The enemy submarine continued to glide—silent and undetected—towards its target. But, armed with powerful land-strike missiles, the effects of its mission would be anything but silent. In fact, they’d be devastating. Yet, it hadn’t counted on entering a field of Thales SonoFlash sonobuoys teamed with other warship- and helicopter-borne sonar. Worse still, a linked Thales BlueTracker information processing system was painting a powerful real-time picture of the sub’s movements. By the time the predator had realised its mistake, it was already too late. Evasive manoeuvres were now a gamble—not a tactic. It had been detected—and had no option but to turn for port.
The threat from submarines is changing rapidly. 30 years ago, only superpowers had true submarine capabilities; today countless countries deploy modern fleets—and the old, deep-sea certainties are giving way to much more sonar-complex littoral settings.

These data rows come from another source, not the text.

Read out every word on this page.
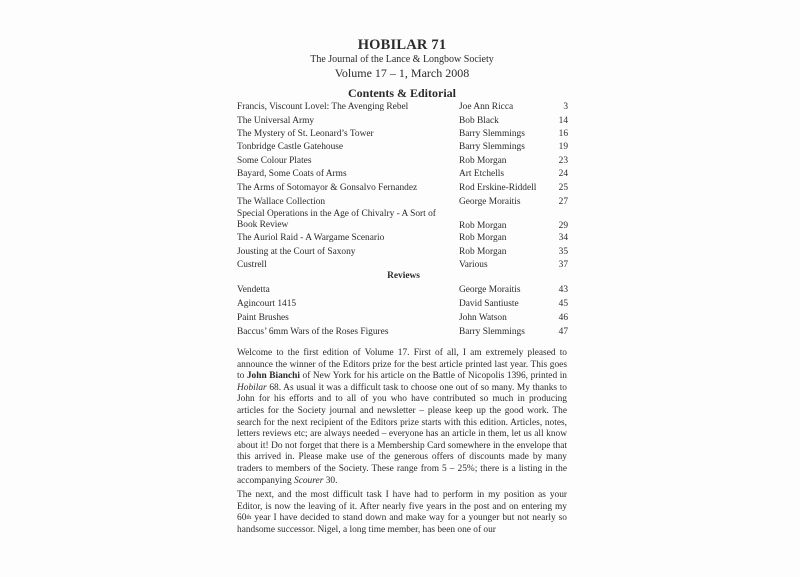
HOBILAR 71
The Journal of the Lance & Longbow Society
Volume 17 – 1, March 2008
Contents & Editorial
Francis, Viscount Lovel: The Avenging Rebel	Joe Ann Ricca	3
The Universal Army	Bob Black	14
The Mystery of St. Leonard’s Tower	Barry Slemmings	16
Tonbridge Castle Gatehouse	Barry Slemmings	19
Some Colour Plates	Rob Morgan	23
Bayard, Some Coats of Arms	Art Etchells	24
The Arms of Sotomayor & Gonsalvo Fernandez	Rod Erskine-Riddell	25
The Wallace Collection	George Moraitis	27
Special Operations in the Age of Chivalry - A Sort of Book Review	Rob Morgan	29
The Auriol Raid - A Wargame Scenario	Rob Morgan	34
Jousting at the Court of Saxony	Rob Morgan	35
Custrell	Various	37
Reviews
Vendetta	George Moraitis	43
Agincourt 1415	David Santiuste	45
Paint Brushes	John Watson	46
Baccus’ 6mm Wars of the Roses Figures	Barry Slemmings	47
Welcome to the first edition of Volume 17. First of all, I am extremely pleased to announce the winner of the Editors prize for the best article printed last year. This goes to John Bianchi of New York for his article on the Battle of Nicopolis 1396, printed in Hobilar 68. As usual it was a difficult task to choose one out of so many. My thanks to John for his efforts and to all of you who have contributed so much in producing articles for the Society journal and newsletter – please keep up the good work. The search for the next recipient of the Editors prize starts with this edition. Articles, notes, letters reviews etc; are always needed – everyone has an article in them, let us all know about it! Do not forget that there is a Membership Card somewhere in the envelope that this arrived in. Please make use of the generous offers of discounts made by many traders to members of the Society. These range from 5 – 25%; there is a listing in the accompanying Scourer 30.
The next, and the most difficult task I have had to perform in my position as your Editor, is now the leaving of it. After nearly five years in the post and on entering my 60th year I have decided to stand down and make way for a younger but not nearly so handsome successor. Nigel, a long time member, has been one of our
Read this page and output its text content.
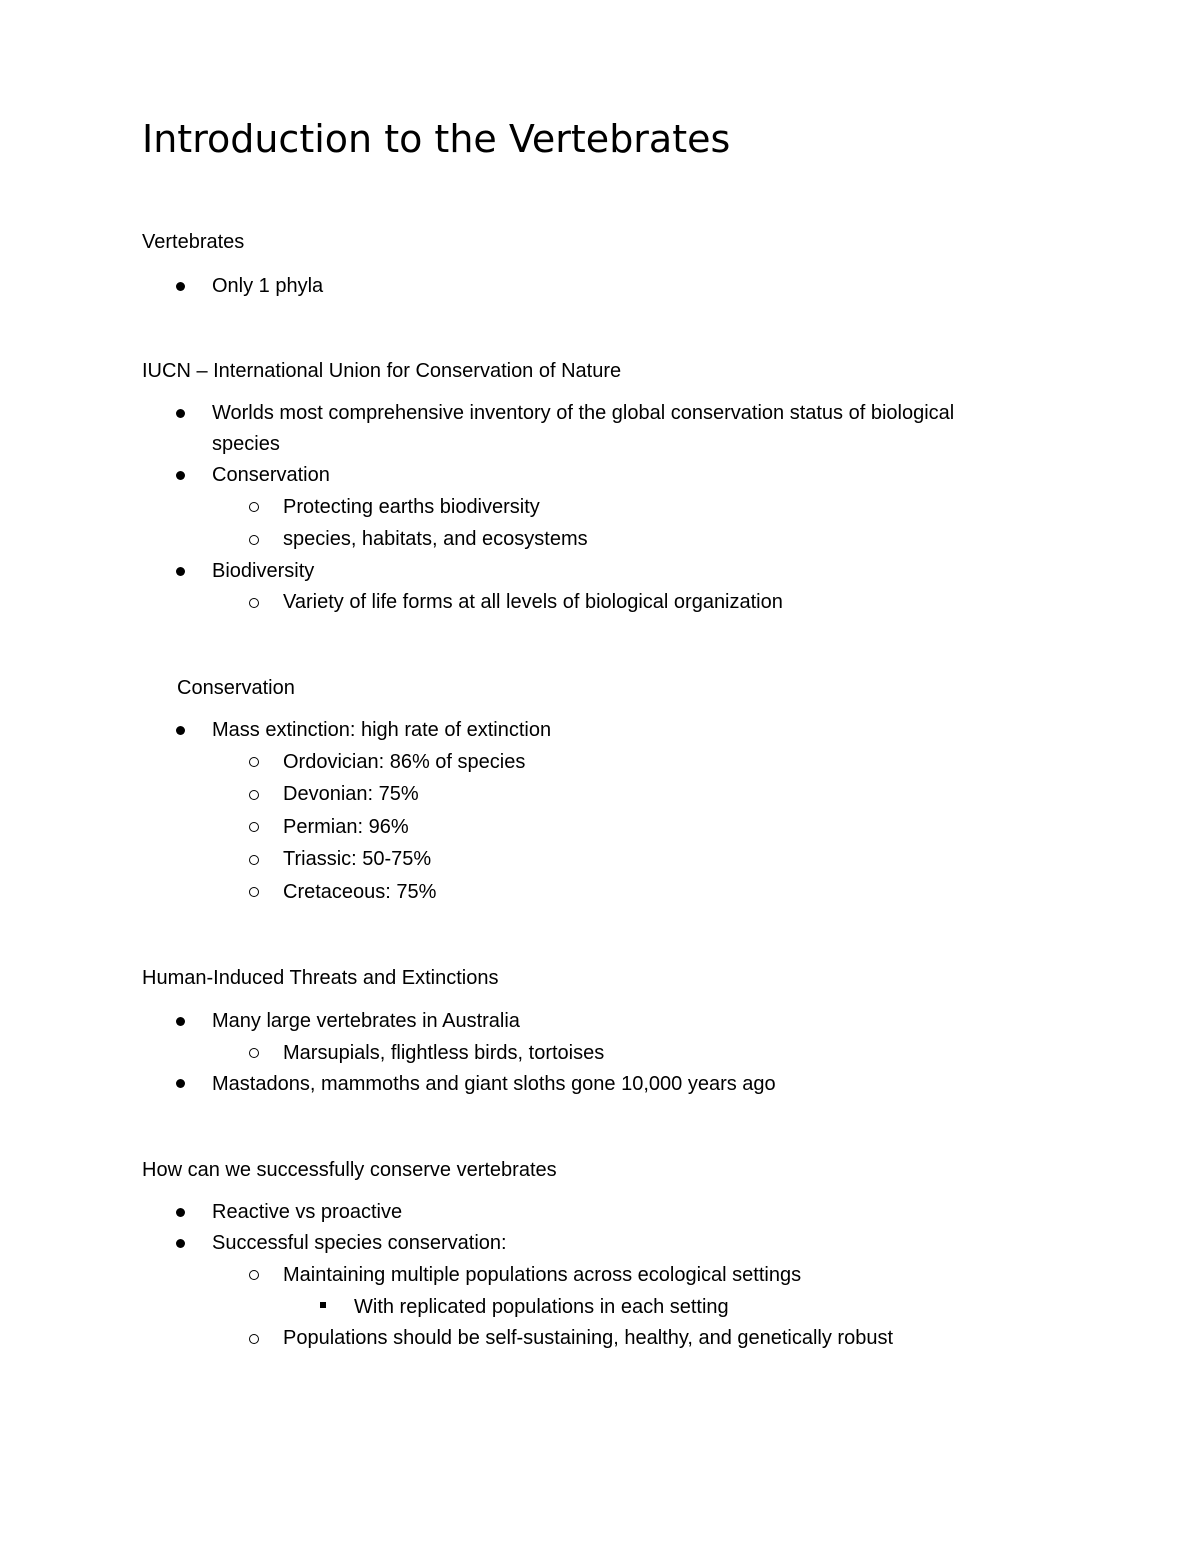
Introduction to the Vertebrates
Vertebrates
Only 1 phyla
IUCN – International Union for Conservation of Nature
Worlds most comprehensive inventory of the global conservation status of biological
species
Conservation
Protecting earths biodiversity
species, habitats, and ecosystems
Biodiversity
Variety of life forms at all levels of biological organization
Conservation
Mass extinction: high rate of extinction
Ordovician: 86% of species
Devonian: 75%
Permian: 96%
Triassic: 50-75%
Cretaceous: 75%
Human-Induced Threats and Extinctions
Many large vertebrates in Australia
Marsupials, flightless birds, tortoises
Mastadons, mammoths and giant sloths gone 10,000 years ago
How can we successfully conserve vertebrates
Reactive vs proactive
Successful species conservation:
Maintaining multiple populations across ecological settings
With replicated populations in each setting
Populations should be self-sustaining, healthy, and genetically robust
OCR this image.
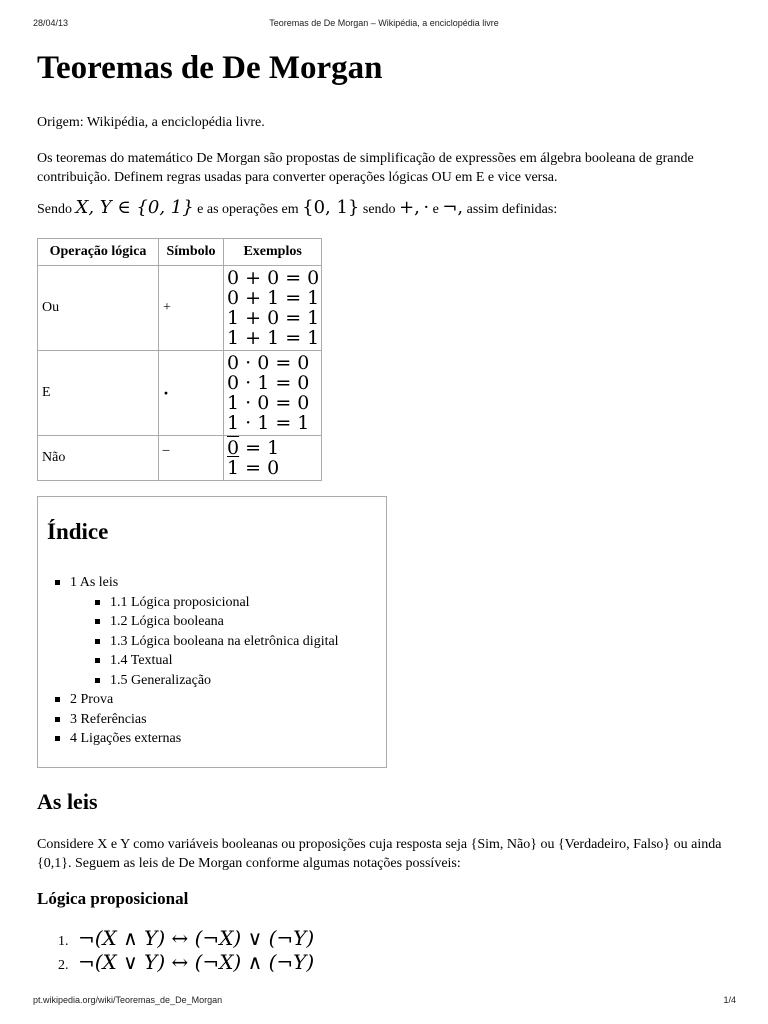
28/04/13	Teoremas de De Morgan – Wikipédia, a enciclopédia livre
Teoremas de De Morgan

Origem: Wikipédia, a enciclopédia livre.

Os teoremas do matemático De Morgan são propostas de simplificação de expressões em álgebra booleana de grande contribuição. Definem regras usadas para converter operações lógicas OU em E e vice versa.

Sendo X, Y ∈ {0, 1} e as operações em {0, 1} sendo +, · e ¬, assim definidas:
Operação lógica	Símbolo	Exemplos
Ou	+	0 + 0 = 0
0 + 1 = 1
1 + 0 = 1
1 + 1 = 1

E	·	0 · 0 = 0
0 · 1 = 0
1 · 0 = 0
1 · 1 = 1

Não	‾	0 = 1
1 = 0
Índice
1 As leis
1.1 Lógica proposicional
1.2 Lógica booleana
1.3 Lógica booleana na eletrônica digital
1.4 Textual
1.5 Generalização
2 Prova
3 Referências
4 Ligações externas
As leis

Considere X e Y como variáveis booleanas ou proposições cuja resposta seja {Sim, Não} ou {Verdadeiro, Falso} ou ainda {0,1}. Seguem as leis de De Morgan conforme algumas notações possíveis:

Lógica proposicional
1. ¬(X ∧ Y) ↔ (¬X) ∨ (¬Y)
2. ¬(X ∨ Y) ↔ (¬X) ∧ (¬Y)
pt.wikipedia.org/wiki/Teoremas_de_De_Morgan	1/4
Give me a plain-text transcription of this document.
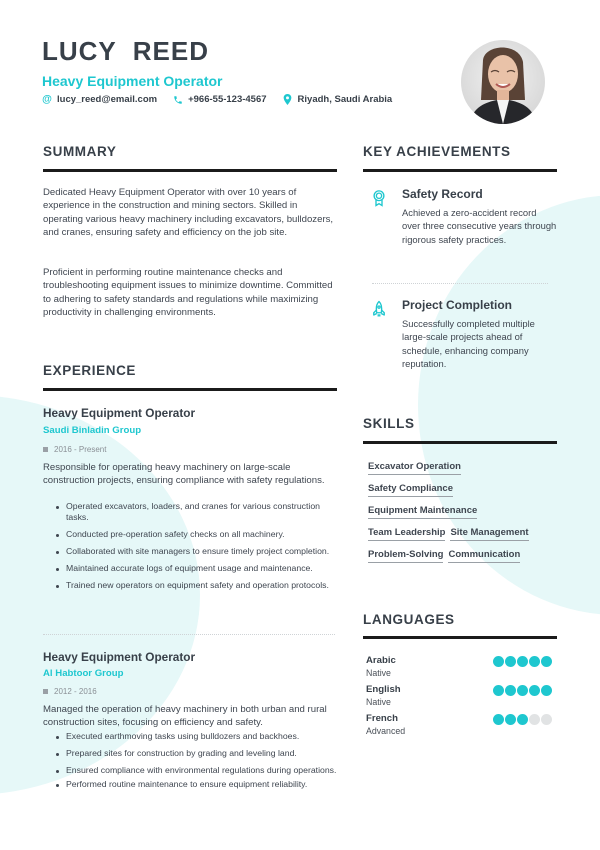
LUCY  REED
Heavy Equipment Operator
@ lucy_reed@email.com	+966-55-123-4567	Riyadh, Saudi Arabia
SUMMARY
Dedicated Heavy Equipment Operator with over 10 years of experience in the construction and mining sectors. Skilled in operating various heavy machinery including excavators, bulldozers, and cranes, ensuring safety and efficiency on the job site.
Proficient in performing routine maintenance checks and troubleshooting equipment issues to minimize downtime. Committed to adhering to safety standards and regulations while maximizing productivity in challenging environments.
KEY ACHIEVEMENTS
Safety Record
Achieved a zero-accident record over three consecutive years through rigorous safety practices.
Project Completion
Successfully completed multiple large-scale projects ahead of schedule, enhancing company reputation.
EXPERIENCE
Heavy Equipment Operator
Saudi Binladin Group
2016 - Present
Responsible for operating heavy machinery on large-scale construction projects, ensuring compliance with safety regulations.
Operated excavators, loaders, and cranes for various construction tasks.
Conducted pre-operation safety checks on all machinery.
Collaborated with site managers to ensure timely project completion.
Maintained accurate logs of equipment usage and maintenance.
Trained new operators on equipment safety and operation protocols.
Heavy Equipment Operator
Al Habtoor Group
2012 - 2016
Managed the operation of heavy machinery in both urban and rural construction sites, focusing on efficiency and safety.
Executed earthmoving tasks using bulldozers and backhoes.
Prepared sites for construction by grading and leveling land.
Ensured compliance with environmental regulations during operations.
Performed routine maintenance to ensure equipment reliability.
SKILLS
Excavator Operation
Safety Compliance
Equipment Maintenance
Team Leadership Site Management
Problem-Solving Communication
LANGUAGES
Arabic
Native
English
Native
French
Advanced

But leading players know there’s no single solution. What they want isn’t silver-bullet technology, but smarter capability: greater collaborative potential—as well as better value, more versatile, and drone-ready systems. That’s why the French Navy turned to Thales to explore a twofold need: a powerful active sonobuoy that could reverse the detection-range advantage enjoyed by today’s submarines; and a high-performance passive unit that could be teamed with other assets to offer real gains using multistatism.
Thales set out to meet these needs by harnessing decades of sonar expertise to deliver an ambitious new solution. It would develop a next-generation sonobuoy with an unbeatable performance-to-mass ratio. After two prototypes and rigorous at-sea and in-flight trials, in 2018, Thales was satisfied it had succeeded in creating something unmatched on the market. SonoFlash was unveiled the same autumn at Paris’s Euronaval trade show.
The advantage hinges not on new technology, but on a single, powerful sonobuoy. SonoFlash combines a potent emitter and a high-performance, low-frequency, passive sensor. And its advanced architecture makes it fully ready for the complementary role drones will soon play in ASW. This opens up a range of new tactical possibilities and is a clear step forward for the collaborative discipline of multistatism. It offers potential for resource efficiencies too: for example, a SonoFlash deployed from a single aircraft can match the performance of three helicopters carrying separate active and passive buoys. But there’s no place for a “job done” attitude: Thales continues to develop the system— now testing a third and full prototype expected to enter production in 2021.
So, what does all this amount to? Put simply, superior capability and better collaboration. In a game of cat-and-mouse where the stakes are high, a future SonoFlash-equipped force might just be the cat that got the cream.